GraphQL::Execution::Interpreter::RawValue.define_singleton_method(:policy_class) { PassthroughPolicy }

So, fragment cache doesn't halt the field resolution, right?

It halts the resolution of all nested fields and returns the value as-is. Looks like policy checks are run against the returned value after that. @danielnc could you please try the snipped above? I guess we could make it a part of the gem later

@DmitryTsepelev / @palkan this code works for the first time when there is no cached value, for a second execution when there is a cached value, it's still throwing the same error:
Couldn't infer scope type for GraphQL::Execution::Interpreter::RawValue instance

and just a FYI, doing
authorized_scope(Collection, type: :active_record_relation)

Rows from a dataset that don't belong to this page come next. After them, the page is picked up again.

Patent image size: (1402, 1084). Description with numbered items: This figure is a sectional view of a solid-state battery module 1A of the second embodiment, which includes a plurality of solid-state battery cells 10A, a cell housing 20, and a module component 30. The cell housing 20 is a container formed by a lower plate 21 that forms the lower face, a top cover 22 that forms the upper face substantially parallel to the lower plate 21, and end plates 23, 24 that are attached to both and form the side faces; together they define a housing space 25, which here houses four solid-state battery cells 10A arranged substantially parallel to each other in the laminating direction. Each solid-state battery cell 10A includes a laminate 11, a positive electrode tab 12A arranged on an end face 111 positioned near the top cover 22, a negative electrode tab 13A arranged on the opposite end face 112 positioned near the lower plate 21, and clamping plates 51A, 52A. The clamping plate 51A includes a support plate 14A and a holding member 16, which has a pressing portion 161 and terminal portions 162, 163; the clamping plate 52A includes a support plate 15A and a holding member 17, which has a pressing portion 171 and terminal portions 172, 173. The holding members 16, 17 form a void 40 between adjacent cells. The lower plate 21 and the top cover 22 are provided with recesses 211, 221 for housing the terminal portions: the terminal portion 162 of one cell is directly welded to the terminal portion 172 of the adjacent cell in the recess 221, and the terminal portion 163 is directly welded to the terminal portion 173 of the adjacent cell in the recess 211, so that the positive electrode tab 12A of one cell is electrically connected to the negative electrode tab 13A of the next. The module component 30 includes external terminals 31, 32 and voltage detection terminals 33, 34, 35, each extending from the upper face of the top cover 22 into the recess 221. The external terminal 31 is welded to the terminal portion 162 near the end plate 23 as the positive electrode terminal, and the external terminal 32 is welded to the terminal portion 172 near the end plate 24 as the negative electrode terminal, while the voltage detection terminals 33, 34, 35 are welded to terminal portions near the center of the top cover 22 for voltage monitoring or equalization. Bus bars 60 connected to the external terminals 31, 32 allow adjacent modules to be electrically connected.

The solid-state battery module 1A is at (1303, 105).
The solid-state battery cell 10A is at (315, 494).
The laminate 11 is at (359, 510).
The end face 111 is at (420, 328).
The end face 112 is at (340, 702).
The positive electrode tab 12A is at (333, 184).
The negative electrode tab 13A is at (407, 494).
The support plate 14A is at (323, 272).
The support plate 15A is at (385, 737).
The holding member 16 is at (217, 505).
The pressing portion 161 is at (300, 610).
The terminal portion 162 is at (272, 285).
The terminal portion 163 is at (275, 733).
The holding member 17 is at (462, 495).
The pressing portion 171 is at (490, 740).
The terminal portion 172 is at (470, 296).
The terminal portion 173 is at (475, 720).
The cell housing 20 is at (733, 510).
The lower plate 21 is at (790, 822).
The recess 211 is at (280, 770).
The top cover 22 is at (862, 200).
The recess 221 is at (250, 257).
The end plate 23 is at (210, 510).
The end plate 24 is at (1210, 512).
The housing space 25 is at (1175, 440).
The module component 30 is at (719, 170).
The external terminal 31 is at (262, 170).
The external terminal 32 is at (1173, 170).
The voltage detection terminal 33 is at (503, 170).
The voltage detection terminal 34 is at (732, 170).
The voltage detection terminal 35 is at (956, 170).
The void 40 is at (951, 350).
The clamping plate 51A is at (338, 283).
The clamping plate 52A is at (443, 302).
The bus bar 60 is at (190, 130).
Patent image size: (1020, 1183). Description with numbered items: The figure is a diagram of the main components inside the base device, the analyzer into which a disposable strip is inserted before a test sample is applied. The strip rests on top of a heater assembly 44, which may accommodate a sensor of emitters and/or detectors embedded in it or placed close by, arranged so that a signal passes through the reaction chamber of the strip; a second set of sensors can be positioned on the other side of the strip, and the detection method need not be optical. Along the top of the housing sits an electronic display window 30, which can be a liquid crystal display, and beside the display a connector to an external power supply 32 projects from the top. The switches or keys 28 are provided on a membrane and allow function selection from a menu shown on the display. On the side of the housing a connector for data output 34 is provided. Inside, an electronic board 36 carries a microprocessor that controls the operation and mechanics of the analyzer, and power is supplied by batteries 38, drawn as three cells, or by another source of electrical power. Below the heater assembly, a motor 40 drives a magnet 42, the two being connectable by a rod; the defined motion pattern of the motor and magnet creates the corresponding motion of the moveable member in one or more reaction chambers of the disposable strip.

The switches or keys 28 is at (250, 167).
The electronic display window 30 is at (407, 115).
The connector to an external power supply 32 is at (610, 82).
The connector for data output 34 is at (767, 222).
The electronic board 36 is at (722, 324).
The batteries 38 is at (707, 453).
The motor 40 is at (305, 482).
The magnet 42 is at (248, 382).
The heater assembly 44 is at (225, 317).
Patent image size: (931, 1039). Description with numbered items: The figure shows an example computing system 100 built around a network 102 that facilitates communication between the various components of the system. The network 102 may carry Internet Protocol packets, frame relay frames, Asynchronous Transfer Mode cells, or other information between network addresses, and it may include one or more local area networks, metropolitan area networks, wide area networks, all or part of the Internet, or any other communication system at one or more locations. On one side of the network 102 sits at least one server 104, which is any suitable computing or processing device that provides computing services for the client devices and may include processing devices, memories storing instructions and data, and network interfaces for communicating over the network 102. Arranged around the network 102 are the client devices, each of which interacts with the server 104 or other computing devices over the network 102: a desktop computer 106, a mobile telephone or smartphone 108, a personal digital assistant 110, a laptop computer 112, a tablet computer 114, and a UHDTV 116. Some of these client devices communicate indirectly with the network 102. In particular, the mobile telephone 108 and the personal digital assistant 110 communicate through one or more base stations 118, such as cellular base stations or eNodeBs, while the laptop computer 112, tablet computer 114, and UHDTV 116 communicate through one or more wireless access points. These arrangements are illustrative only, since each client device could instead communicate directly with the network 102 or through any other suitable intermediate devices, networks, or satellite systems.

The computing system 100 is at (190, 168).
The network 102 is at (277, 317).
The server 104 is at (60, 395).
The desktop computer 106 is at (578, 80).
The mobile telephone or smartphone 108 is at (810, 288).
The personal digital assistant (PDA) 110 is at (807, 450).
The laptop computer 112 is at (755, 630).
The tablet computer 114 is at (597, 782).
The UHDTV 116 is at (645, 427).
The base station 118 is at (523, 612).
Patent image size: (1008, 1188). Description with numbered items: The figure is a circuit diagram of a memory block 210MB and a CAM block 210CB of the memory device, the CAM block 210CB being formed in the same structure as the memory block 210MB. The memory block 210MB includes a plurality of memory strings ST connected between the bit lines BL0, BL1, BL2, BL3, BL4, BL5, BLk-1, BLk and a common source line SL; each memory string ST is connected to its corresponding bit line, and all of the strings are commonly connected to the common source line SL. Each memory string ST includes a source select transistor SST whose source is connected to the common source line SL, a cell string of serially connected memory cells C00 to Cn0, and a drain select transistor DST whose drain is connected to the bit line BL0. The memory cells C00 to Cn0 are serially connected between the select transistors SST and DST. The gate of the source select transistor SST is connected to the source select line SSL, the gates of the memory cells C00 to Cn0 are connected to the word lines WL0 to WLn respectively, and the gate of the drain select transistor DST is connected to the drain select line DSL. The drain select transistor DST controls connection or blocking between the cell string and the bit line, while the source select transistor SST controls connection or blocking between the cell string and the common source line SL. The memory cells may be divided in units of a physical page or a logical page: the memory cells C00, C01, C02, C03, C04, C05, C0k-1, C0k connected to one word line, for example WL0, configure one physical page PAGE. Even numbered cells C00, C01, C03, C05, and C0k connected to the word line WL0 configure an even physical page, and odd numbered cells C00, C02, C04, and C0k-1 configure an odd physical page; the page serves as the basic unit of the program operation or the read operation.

is not the same as adding authorized_scope: true, it doesn't apply authorization scope to the field

I landed on this issue with the same problem. I was able to get around this with action policy by combining a custom scope matcher and policy. Here's the gist of it:

In an initializer:

module ActionPolicy
  module ScopeMatchers
    module GraphqlFragmentCache
      def cache_fragment_passthrough(*args, &block)
        scope_for(:cache_fragment, *args, &block)
      end
    end
  end
end

ActionPolicy::Base.extend ActionPolicy::ScopeMatchers::GraphqlFragmentCache
ActionPolicy::LookupChain.chain << lambda { |record, _|
  GraphqlFragmentCachePolicy if record.is_a?(GraphQL::Execution::Interpreter::RawValue)
}

graphql_fragment_cache_policy.rb:

class GraphqlFragmentCachePolicy < ApplicationPolicy
  scope_matcher :cache_fragment, GraphQL::Execution::Interpreter::RawValue

  cache_fragment_passthrough { |cached_collection| cached_collection }

  def show?
    true
  end
end

It's worth noting that our cache keys are granular enough to account for our various user / permission contexts.